Bochum. Ein fast dreistündiger Wahnwitz-Monolog, eine qualvoll in sich selbst kreisende, alles unterschleifende Haß-Litanei gegen die rundum „widerwärtige“, „absurde“, „perverse“ Welt, unter besonderer Berücksichtigung der kunstfeindlichen „Eiterbeule Österreich“ – das muß ein Stück von Bernhard sein.

Thomas Bernhards „Der Theatermacher“, in Claus Peymanns Inszenierung jüngst zu Salzburg uraufgeführt (die WR berichtete), war am Samstag erstmals an Peymanns Noch-Wirkungsstätte Bochum zu sehen. Und wenn sich auch die zahlreich wiederholten Bösartigkeiten gegen das Alpenvolk hier abstrakter ausnehmen als eben beispielsweise in Salzburg, so sind doch immerhin große Teile des Bochumer Publikums durch langjährige Aufführungspraxis „Bernhard-geschult“. Verständnisbereitschaft, ja streckenweise auch Nachsicht für diesen eher schwachen Text sind denn auch nötig.

„Der Theatermacher“ Bruscon (Traugott Buhre), der sich gern in einem Atemzug mit Shakespeare und Goethe nennt, ist mal wieder in der hinterletzten Provinz gelandet.
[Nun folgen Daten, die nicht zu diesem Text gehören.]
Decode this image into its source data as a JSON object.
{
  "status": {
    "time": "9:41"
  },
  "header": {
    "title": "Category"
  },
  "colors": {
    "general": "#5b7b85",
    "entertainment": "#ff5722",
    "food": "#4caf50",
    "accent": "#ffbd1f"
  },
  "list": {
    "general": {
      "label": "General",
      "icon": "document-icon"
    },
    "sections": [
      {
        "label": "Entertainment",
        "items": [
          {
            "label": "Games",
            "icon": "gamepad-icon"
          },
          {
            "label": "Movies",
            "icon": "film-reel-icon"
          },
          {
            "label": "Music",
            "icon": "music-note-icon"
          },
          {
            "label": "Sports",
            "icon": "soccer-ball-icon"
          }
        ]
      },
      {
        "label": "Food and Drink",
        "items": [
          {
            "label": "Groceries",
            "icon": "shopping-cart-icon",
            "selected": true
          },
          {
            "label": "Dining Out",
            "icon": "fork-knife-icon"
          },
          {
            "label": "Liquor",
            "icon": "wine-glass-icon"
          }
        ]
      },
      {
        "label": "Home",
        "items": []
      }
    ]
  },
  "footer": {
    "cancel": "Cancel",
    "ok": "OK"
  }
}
Die von ihm tyrannisch geführte Familientruppe (Gattin mit Dauerhusten, zwei Kinder zwischen natürlicher Widerspenstigkeit und andressierter Unterwürfigkeit) soll Bruscons monströse Welthistorien-Komödie „Rad der Geschichte“ im schmutzstarrenden Saal der Dorfkaschemme von Utzbach aufführen. Hochfliegende Ideen treffen auf widrigste Umstände. Da liegt die Wut auf alles Wirkliche nah. Bruscon unterwirft jegliche Realität seiner gigantischen Schmieren-Dramaturgie, will alles seiner Scheinwelt einverleiben. Er formt alles zum künstlichen Zeichen, zum Anlaß für Theatralik.

Der Wirt (hervorragend als fast stummer Widerpart: Hugo Lindinger), ein Alltagstölpel aus solcher Sicht, wird flugs zum bühnentauglichen Opfer eines „Pächterschicksals“ umschwadroniert. Jedes Ausstattungsstück muß millimetergenau nach Bruscons Willen plaziert werden – er setzt die Zeichen oder läßt sie setzen. Was nicht in dieses Wahnsystem, das letztlich in Theatervernichtung mündet, integrierbar ist, wie der nahebei stinkende Schweinestall und dito Misthaufen, wird verbal niedergemetzelt.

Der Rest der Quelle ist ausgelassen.